A session affinity setting is used in load balancing scenarios. This is also known as source IP (internet protocol) and is a layer 4 approach to handling user sessions.

Question 14

active/active

Answer 14

An active/active cluster provides Enterprise services to clients from both virtual servers. All services will transparently transfer to the other server if one virtual host goes offline.

Question 15

active/passive

Answer 15

An active/passive cluster provides Enterprise services to clients from only one virtual server. The other server comes online only when the currently active server goes offline.

Question 16

IPsec VPN

Answer 16

IPSec VPN will use encryption, such as L2TP (Layer 2 Tunneling Protocol) and IKEv2 (Internet Key Exchange). It is generally harder to implement than TLS VPN, due to firewall restrictions and client-side set up.

Question 17

TLS VPN

Answer 17

A TLS (Transport Layer Security) VPN will require a remote server listening on port 443 (so no changes to firewalls) and optionally, a set of client certificates for authenticating the device (transparent for users after simple set up).

Better for remote access VPN set up

Question 18

Two virtual servers deployed DHCP. One server will actively provide IP (Internet Protocol) addresses, while the other is on standby. The server backend has active-passive clustering. Management would like services for session routing with something other than a Cisco solution. Which of the following will most likely support management’s needs? (Select two)

Answer 18

VIP–CORRECT: Each server node has its own IP address, but externally a load-balanced service is advertising a Virtual IP (VIP) address. Clients go to an IP address or FQDN (fully qualified domain name) and will be routed accordingly between the servers in the cluster.

CARP–CORRECT: Common Address Redundancy Protocol (CARP) is a standard industry network protocol that will work in this situation.

GLBP–Gateway Load Balancing Protocol (GLBP) is Cisco’s proprietary service to providing a load-balanced service with a VIP. While GLBP and CARP are similar in functionality, management specifically requested not to use a Cisco solution, so GLBP will not work in this case.

DNS—-A FQDN can have multiple IP addresses using DNS records, and name resolution can route the sessions.
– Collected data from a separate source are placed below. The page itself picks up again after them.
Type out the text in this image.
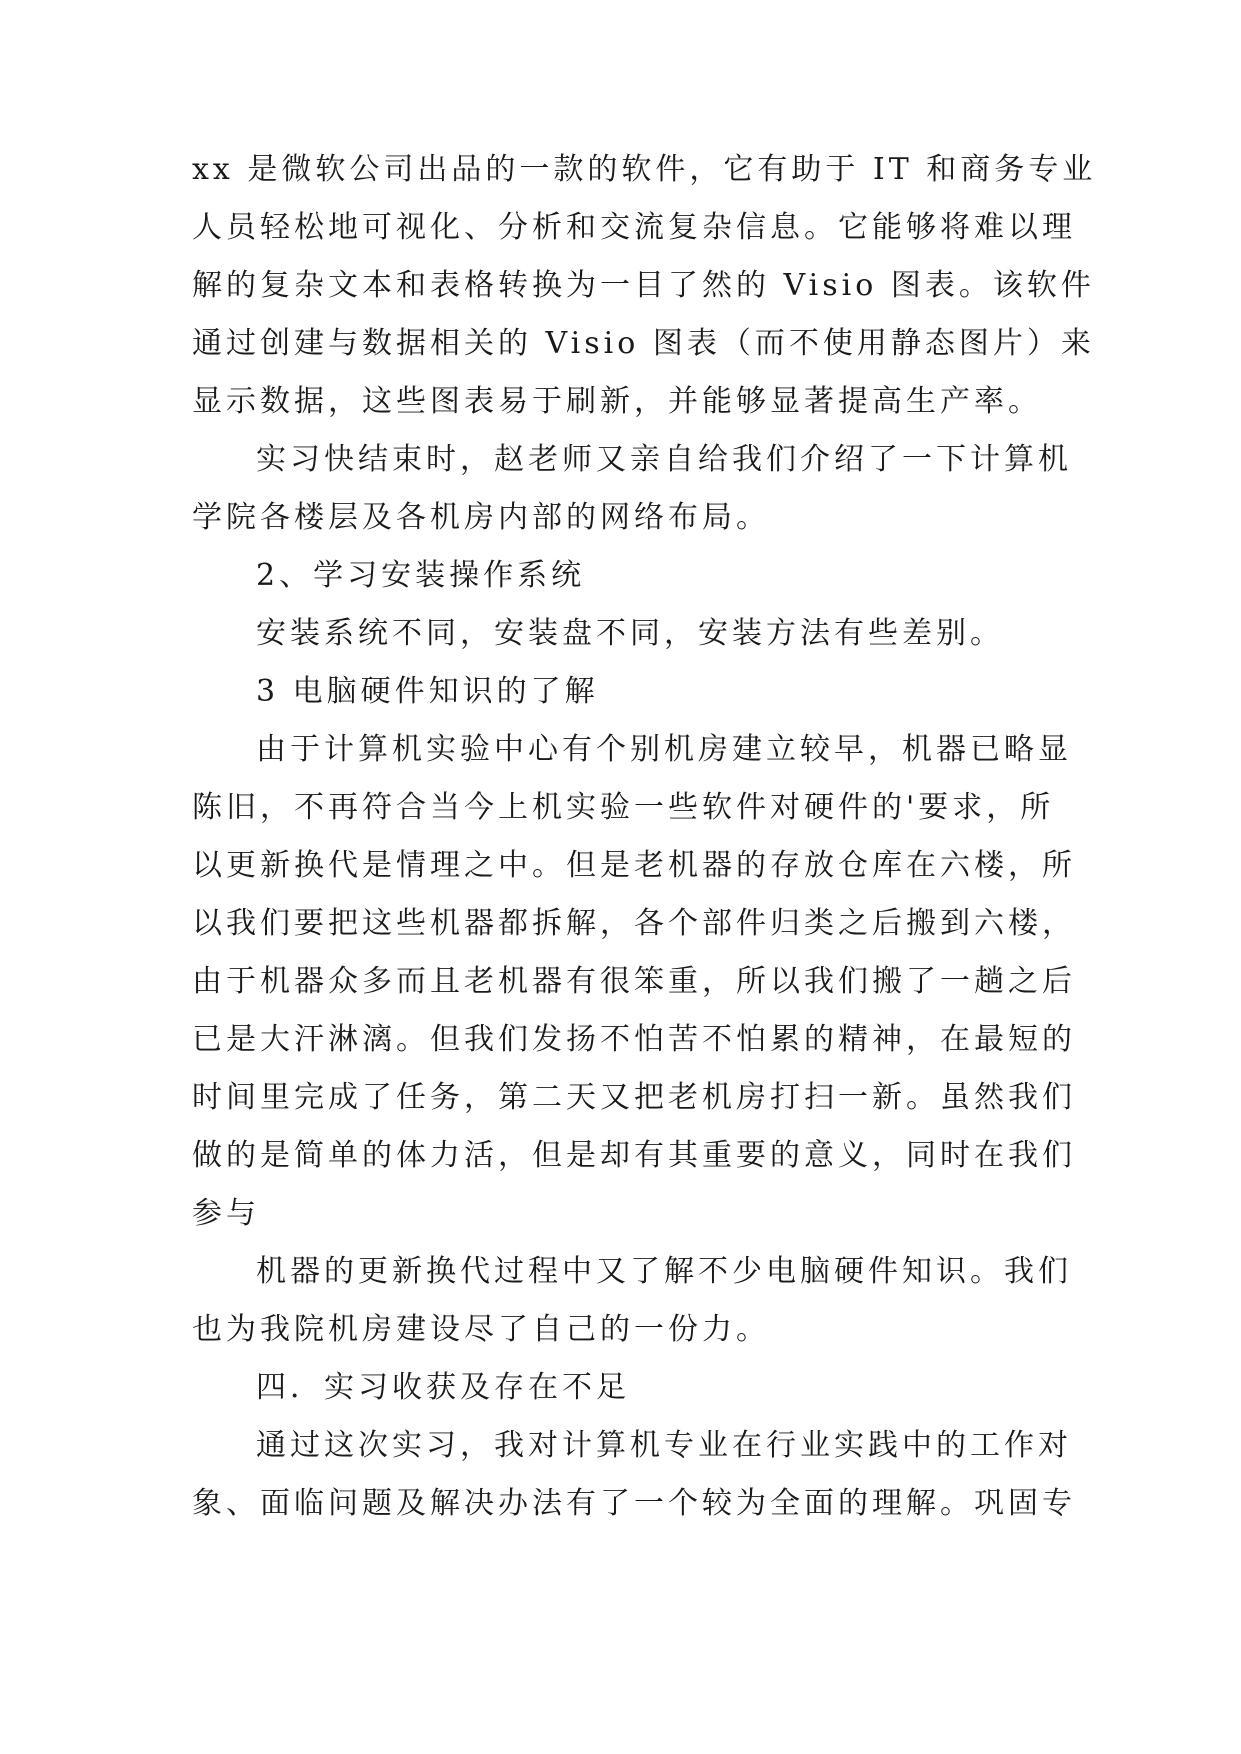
xx 是微软公司出品的一款的软件，它有助于 IT 和商务专业
人员轻松地可视化、分析和交流复杂信息。它能够将难以理
解的复杂文本和表格转换为一目了然的 Visio 图表。该软件
通过创建与数据相关的 Visio 图表（而不使用静态图片）来
显示数据，这些图表易于刷新，并能够显著提高生产率。
实习快结束时，赵老师又亲自给我们介绍了一下计算机
学院各楼层及各机房内部的网络布局。
2、学习安装操作系统
安装系统不同，安装盘不同，安装方法有些差别。
3 电脑硬件知识的了解
由于计算机实验中心有个别机房建立较早，机器已略显
陈旧，不再符合当今上机实验一些软件对硬件的'要求，所
以更新换代是情理之中。但是老机器的存放仓库在六楼，所
以我们要把这些机器都拆解，各个部件归类之后搬到六楼，
由于机器众多而且老机器有很笨重，所以我们搬了一趟之后
已是大汗淋漓。但我们发扬不怕苦不怕累的精神，在最短的
时间里完成了任务，第二天又把老机房打扫一新。虽然我们
做的是简单的体力活，但是却有其重要的意义，同时在我们
参与
机器的更新换代过程中又了解不少电脑硬件知识。我们
也为我院机房建设尽了自己的一份力。
四．实习收获及存在不足
通过这次实习，我对计算机专业在行业实践中的工作对
象、面临问题及解决办法有了一个较为全面的理解。巩固专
However, only the first record will be active until it is unavailable.

Question 19

DLP

Answer 19

A DLP can be used to block the writing of information to a CD or DVD based on configured policies and installed agents at the endpoint.
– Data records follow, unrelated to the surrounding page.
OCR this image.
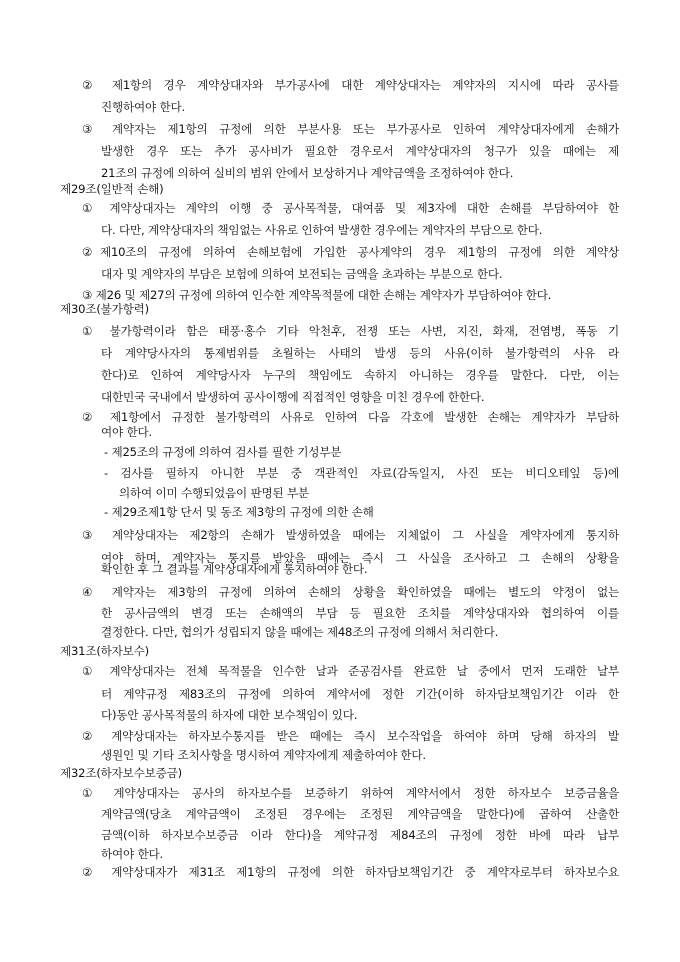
② 제1항의 경우 계약상대자와 부가공사에 대한 계약상대자는 계약자의 지시에 따라 공사를
진행하여야 한다.
③ 계약자는 제1항의 규정에 의한 부분사용 또는 부가공사로 인하여 계약상대자에게 손해가
발생한 경우 또는 추가 공사비가 필요한 경우로서 계약상대자의 청구가 있을 때에는 제
21조의 규정에 의하여 실비의 범위 안에서 보상하거나 계약금액을 조정하여야 한다.
제29조(일반적 손해)
① 계약상대자는 계약의 이행 중 공사목적물, 대여품 및 제3자에 대한 손해를 부담하여야 한
다. 다만, 계약상대자의 책임없는 사유로 인하여 발생한 경우에는 계약자의 부담으로 한다.
②제10조의 규정에 의하여 손해보험에 가입한 공사계약의 경우 제1항의 규정에 의한 계약상
대자 및 계약자의 부담은 보험에 의하여 보전되는 금액을 초과하는 부분으로 한다.
③ 제26 및 제27의 규정에 의하여 인수한 계약목적물에 대한 손해는 계약자가 부담하여야 한다.
제30조(불가항력)
① 불가항력이라 함은 태풍·홍수 기타 악천후, 전쟁 또는 사변, 지진, 화재, 전염병, 폭동 기
타 계약당사자의 통제범위를 초월하는 사태의 발생 등의 사유(이하 불가항력의 사유 라
한다)로 인하여 계약당사자 누구의 책임에도 속하지 아니하는 경우를 말한다. 다만, 이는
대한민국 국내에서 발생하여 공사이행에 직접적인 영향을 미친 경우에 한한다.
② 제1항에서 규정한 불가항력의 사유로 인하여 다음 각호에 발생한 손해는 계약자가 부담하
여야 한다.
- 제25조의 규정에 의하여 검사를 필한 기성부분
- 검사를 필하지 아니한 부분 중 객관적인 자료(감독일지, 사진 또는 비디오테잎 등)에
의하여 이미 수행되었음이 판명된 부분
- 제29조제1항 단서 및 동조 제3항의 규정에 의한 손해
③ 계약상대자는 제2항의 손해가 발생하였을 때에는 지체없이 그 사실을 계약자에게 통지하
여야 하며, 계약자는 통지를 받았을 때에는 즉시 그 사실을 조사하고 그 손해의 상황을
확인한 후 그 결과를 계약상대자에게 통지하여야 한다.
④ 계약자는 제3항의 규정에 의하여 손해의 상황을 확인하였을 때에는 별도의 약정이 없는
한 공사금액의 변경 또는 손해액의 부담 등 필요한 조치를 계약상대자와 협의하여 이를
결정한다. 다만, 협의가 성립되지 않을 때에는 제48조의 규정에 의해서 처리한다.
제31조(하자보수)
① 계약상대자는 전체 목적물을 인수한 날과 준공검사를 완료한 날 중에서 먼저 도래한 날부
터 계약규정 제83조의 규정에 의하여 계약서에 정한 기간(이하 하자담보책임기간 이라 한
다)동안 공사목적물의 하자에 대한 보수책임이 있다.
② 계약상대자는 하자보수통지를 받은 때에는 즉시 보수작업을 하여야 하며 당해 하자의 발
생원인 및 기타 조치사항을 명시하여 계약자에게 제출하여야 한다.
제32조(하자보수보증금)
① 계약상대자는 공사의 하자보수를 보증하기 위하여 계약서에서 정한 하자보수 보증금율을
계약금액(당초 계약금액이 조정된 경우에는 조정된 계약금액을 말한다)에 곱하여 산출한
금액(이하 하자보수보증금 이라 한다)을 계약규정 제84조의 규정에 정한 바에 따라 납부
하여야 한다.
② 계약상대자가 제31조 제1항의 규정에 의한 하자담보책임기간 중 계약자로부터 하자보수요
A DLP can block the transferring of content to USB in the same way as writing to CD or DVD.

A DLP can block the sending of proprietary information over email by, for example, preventing the attaching of documents or pictures to an email.

Question 20

Yagi

Answer 20

The Yagi or Yagi-Uda array is describe as a rod with fins. It is a directional antenna.

Question 21

Dish

Answer 21

A parabolic or dish antenna are very familiar. These dishes are often pointed to satellites in space.

Question 22

Grid

Answer 22

Also known as a parabolic antenna, a grid antenna has open spacing that solves the high wind issues that dish antennas experience causing them to move.

Question 23

Rubber ducky

Answer 23

The rubber ducky or dipole antennas are plastic-coated rods used on wireless access points (WAPs). WAPs without any antennas use omnidirectional vertical rod-type antennas, which can receive and send a signal in all directions.

Question 24

S/MIME

Answer 24

S/MIME (Secure/Multipurpose Internet Mail Extensions) is an email encryption standard that adds digital signatures and public key cryptography to email.

Question 25

TPM

Answer 25

A TPM or Trusted Platform Module is a hardware security module that BitLocker uses to link an encrypted hard drive with a specific system. Placing an encrypted hard drive in another laptop will require a recovery password.